Mi teoría personal es que Pablo, ya convertido a la teoría de superación de lo mosaico que está implícita en casi cualquier forma de creencia en el Cristo y su resurrección, fue, sin embargo, consciente de que en Jerusalén, donde estaba todo lo gordo del cristianismo, le iban a hacer tragar su propio talón izquierdo; pues, al fin y al cabo, hasta antesdeayer él mismo estaba porculizando a los cristianos. Quizá por esa razón se marchó a Arabia, para intentar hacer la guerra por su cuenta; pero allí los futuros musulmanes no le debieron hacer mucho caso y algo haría para que el etnarca, además, quisiera ponerse sus huevecillos por collar.
A mi modo de ver, esta teoría la confirma el hecho de que cuando Saulo se encontró solo, fané y descangallao, por decirlo en modo tango, no le quedó otra que irse a Jerusalén y pedir plaza en el cotolengo que hasta hacía poco había intentado quemar. Y fue al llegar allí cuando el chipriota Barnabás, quizá ya de antes su amigo Barnabás (¿o su conversor? Yo, de hecho, me pregunto si la luz blanca no será en el fondo Barnabás), terció por él.

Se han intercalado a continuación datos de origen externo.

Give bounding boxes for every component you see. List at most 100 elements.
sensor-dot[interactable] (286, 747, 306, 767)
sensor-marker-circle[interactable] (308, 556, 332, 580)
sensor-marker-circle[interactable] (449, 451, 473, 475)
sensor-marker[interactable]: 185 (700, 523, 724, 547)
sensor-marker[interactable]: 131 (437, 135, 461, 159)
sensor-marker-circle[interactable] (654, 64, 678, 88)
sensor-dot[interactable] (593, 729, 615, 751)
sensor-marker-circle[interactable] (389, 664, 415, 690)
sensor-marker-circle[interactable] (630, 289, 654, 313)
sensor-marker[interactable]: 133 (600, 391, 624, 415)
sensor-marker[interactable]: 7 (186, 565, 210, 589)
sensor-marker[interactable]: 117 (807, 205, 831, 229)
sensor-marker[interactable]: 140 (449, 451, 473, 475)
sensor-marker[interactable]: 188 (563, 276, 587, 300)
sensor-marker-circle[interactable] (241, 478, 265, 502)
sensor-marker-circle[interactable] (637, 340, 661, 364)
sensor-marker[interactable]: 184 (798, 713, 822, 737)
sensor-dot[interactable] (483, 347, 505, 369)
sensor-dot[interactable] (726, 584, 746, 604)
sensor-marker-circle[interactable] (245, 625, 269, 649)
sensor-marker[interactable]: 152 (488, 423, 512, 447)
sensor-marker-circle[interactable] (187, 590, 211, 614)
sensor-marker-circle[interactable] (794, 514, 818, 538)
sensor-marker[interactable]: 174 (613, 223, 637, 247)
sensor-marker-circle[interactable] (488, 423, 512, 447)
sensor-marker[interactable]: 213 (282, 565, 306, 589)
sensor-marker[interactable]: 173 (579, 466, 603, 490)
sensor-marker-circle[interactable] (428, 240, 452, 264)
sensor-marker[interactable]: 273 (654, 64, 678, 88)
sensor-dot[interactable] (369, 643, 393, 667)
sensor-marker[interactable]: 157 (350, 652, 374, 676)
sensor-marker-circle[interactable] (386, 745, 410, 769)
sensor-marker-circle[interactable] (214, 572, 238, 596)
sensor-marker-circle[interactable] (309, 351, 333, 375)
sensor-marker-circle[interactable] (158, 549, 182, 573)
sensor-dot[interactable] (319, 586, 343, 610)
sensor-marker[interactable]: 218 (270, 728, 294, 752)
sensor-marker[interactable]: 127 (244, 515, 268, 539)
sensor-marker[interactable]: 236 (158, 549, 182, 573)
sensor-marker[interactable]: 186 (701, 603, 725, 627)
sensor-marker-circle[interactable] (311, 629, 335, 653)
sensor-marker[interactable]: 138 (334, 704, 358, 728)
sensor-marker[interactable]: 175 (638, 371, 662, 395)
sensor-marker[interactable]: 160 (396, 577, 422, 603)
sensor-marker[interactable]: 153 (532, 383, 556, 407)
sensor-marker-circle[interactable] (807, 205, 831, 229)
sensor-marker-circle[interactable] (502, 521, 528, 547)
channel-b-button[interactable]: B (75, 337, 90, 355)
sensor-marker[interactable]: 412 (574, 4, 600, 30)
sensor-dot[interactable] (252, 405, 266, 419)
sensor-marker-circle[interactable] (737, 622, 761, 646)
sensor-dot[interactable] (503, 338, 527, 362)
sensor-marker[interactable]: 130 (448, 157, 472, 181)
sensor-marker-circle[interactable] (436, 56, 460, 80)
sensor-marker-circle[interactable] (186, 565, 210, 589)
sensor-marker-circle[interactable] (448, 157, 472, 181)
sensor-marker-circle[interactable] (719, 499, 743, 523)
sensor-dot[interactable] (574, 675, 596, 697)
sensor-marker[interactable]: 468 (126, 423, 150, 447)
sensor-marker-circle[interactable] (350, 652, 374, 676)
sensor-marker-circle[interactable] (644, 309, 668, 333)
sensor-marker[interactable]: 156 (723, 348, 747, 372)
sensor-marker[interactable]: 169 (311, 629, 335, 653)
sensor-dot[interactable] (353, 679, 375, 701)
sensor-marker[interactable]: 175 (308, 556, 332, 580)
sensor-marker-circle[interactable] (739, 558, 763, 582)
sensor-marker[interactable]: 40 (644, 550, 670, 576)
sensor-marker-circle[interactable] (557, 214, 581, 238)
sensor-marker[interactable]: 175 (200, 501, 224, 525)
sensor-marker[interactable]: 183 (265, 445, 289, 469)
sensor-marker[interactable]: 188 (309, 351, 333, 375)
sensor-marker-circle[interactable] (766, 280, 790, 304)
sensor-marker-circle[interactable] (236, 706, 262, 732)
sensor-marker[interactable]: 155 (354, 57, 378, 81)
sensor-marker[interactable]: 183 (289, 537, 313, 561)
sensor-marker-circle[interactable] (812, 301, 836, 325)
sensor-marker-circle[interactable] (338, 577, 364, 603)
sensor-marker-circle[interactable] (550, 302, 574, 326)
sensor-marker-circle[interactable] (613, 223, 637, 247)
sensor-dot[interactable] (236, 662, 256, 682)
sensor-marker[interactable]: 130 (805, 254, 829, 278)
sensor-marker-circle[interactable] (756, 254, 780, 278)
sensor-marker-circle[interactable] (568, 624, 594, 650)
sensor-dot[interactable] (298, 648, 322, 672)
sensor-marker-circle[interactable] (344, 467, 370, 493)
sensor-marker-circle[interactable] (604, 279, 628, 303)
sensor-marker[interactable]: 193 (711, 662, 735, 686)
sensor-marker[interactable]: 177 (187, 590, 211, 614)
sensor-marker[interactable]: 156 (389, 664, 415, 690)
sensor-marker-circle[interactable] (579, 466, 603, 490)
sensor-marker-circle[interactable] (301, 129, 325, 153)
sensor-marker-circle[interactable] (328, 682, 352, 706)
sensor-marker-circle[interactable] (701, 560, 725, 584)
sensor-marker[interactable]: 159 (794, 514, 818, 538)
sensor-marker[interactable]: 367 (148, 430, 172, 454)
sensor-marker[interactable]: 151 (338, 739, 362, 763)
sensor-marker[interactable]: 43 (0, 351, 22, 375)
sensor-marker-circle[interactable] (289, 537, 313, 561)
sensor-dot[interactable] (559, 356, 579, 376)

Una vez salvada la cabeza, Saulo vuelve a Tarso, donde desaparece de la vista durante casi diez años. Poco o nada sabemos de esa época. Es probable que sufriese algún tipo de atentado, quizá por parte de partidarios de Esteban que no olvidaban su pasada inquina hacia él pero, según todos los indicios, queda apartado de la misión apostólica. Pedro y Santiago, tal y como yo lo veo, aceptaron barco como animal acuático y asumieron que Barnabás no mentía cuando decía que Saulo era buen chico en el fondo; pero, aún así, lo apartaron del headquarters cristiano, por lo que pudiera pasar.
La suerte de Pablo no cambia hasta el año 45, cuando el único vicepresidente de la cosa cristiana que parece creer en él, Barnabás, es designado para evangelizar Antioquía, y le llama.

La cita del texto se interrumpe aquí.